1) I look at their "savings" with a jaundiced eye.

2) Those alleged "savings" do not adjust for readmissions due to not sending home the partial MDI with the patient upon discharge.

3) The "lack of studies that show cross contamination infection" should not be seen as "proof" of anything since even if we were infecting a few people we would probably never trace it back to the common canister anyway.

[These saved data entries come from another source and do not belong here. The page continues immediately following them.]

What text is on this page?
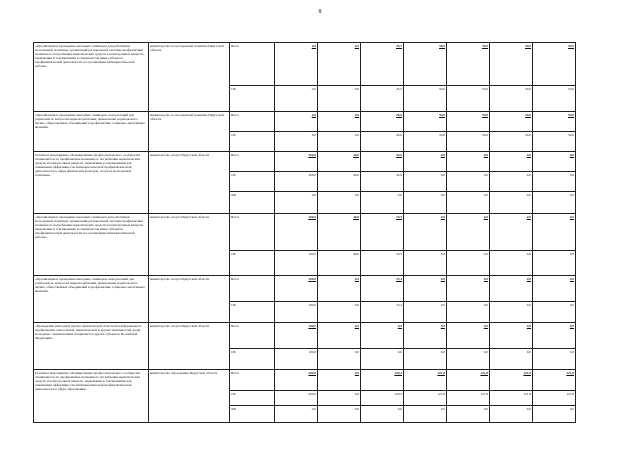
8
«Организация и проведение выездных семинаров для работников молодежной политики, организаций региональной системы профилактики незаконного потребления наркотических средств и психотропных веществ, наркомании и токсикомании и специалистов иных субъектов профилактической деятельности по организации антинаркотической работы»	министерство по молодежной политике Иркутской области	Всего	0,0	0,0	25,5	50,0	50,0	50,0	50,0
		ОБ	0,0	0,0	25,5	50,0	50,0	50,0	50,0
«Организация и проведение выездных семинаров, консультаций для родителей по вопросам наркопотребления, привлечение родительского актива, общественных объединений к профилактике социально-негативных явлений»	министерство по молодежной политике Иркутской области	Всего	0,0	0,0	29,6	50,0	50,0	50,0	50,0
		ОБ	0,0	0,0	29,6	50,0	50,0	50,0	50,0
Основное мероприятие «Формирование профессионального сообщества специалистов по профилактике незаконного потребления наркотических средств и психотропных веществ, наркомании и токсикомании для повышения эффективности антинаркотической профилактической деятельности в сфере физической культуры, спорта и молодежной политики»	министерство спорта Иркутской области	Всего	300,0	40,0	34,9	0,0	0,0	0,0	0,0
		ОБ	300,0	40,0	34,9	0,0	0,0	0,0	0,0
		ФБ	0,0	0,0	0,0	0,0	0,0	0,0	0,0
«Организация и проведение выездных семинаров для работников молодежной политики, организаций региональной системы профилактики незаконного потребления наркотических средств и психотропных веществ, наркомании и токсикомании и специалистов иных субъектов профилактической деятельности по организации антинаркотической работы»	министерство спорта Иркутской области	Всего	100,0	40,0	19,5	0,0	0,0	0,0	0,0
		ОБ	100,0	40,0	19,5	0,0	0,0	0,0	0,0
«Организация и проведение выездных семинаров, консультаций для родителей по вопросам наркопотребления, привлечение родительского актива, общественных объединений к профилактике социально-негативных явлений»	министерство спорта Иркутской области	Всего	100,0	0,0	15,4	0,0	0,0	0,0	0,0
		ОБ	100,0	0,0	15,4	0,0	0,0	0,0	0,0
«Проведение ежегодной научно-практической областной конференции по профилактике алкогольной, наркотической и других зависимостей среди молодежи с привлечением специалистов других субъектов Российской Федерации»	министерство спорта Иркутской области	Всего	100,0	0,0	0,0	0,0	0,0	0,0	0,0
		ОБ	100,0	0,0	0,0	0,0	0,0	0,0	0,0
Основное мероприятие «Формирование профессионального сообщества специалистов по профилактике незаконного потребления наркотических средств и психотропных веществ, наркомании и токсикомании для повышения эффективности антинаркотической профилактической деятельности в сфере образования»	министерство образования Иркутской области	Всего	200,0	0,0	120,2	121,8	121,8	121,8	121,8
		ОБ	200,0	0,0	120,2	121,8	121,8	121,8	121,8
		ФБ	0,0	0,0	0,0	0,0	0,0	0,0	0,0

What we DO know for sure is that health care workers ARE properly trained on infection control.  They also "report" being compliant.  However, when monitered without their knowledge, the fact is they are NOT so compliant.   (There ARE numerious studies on this.... and they DO include MANY sample studies and not just 30-40 staff members...lol)

In closing...  I guess what I am saying is...  just because something LOOKS LIKE you can save a little bit of money on it does not mean that you CAN save money on it.  Also, even if you really CAN save money on it (which I doubt) doesnt mean that it is the appropriate thing to save money on.)    Again, where do you draw the line?   Do you end up going with that IV fluid suggestion as well?   If an ER patient only uses 500 ml of a 1 liter bag of fluid should we start charging by the ml and thus use the other 500 ml on the next patient just because we can "allegedly" save a little more money on it?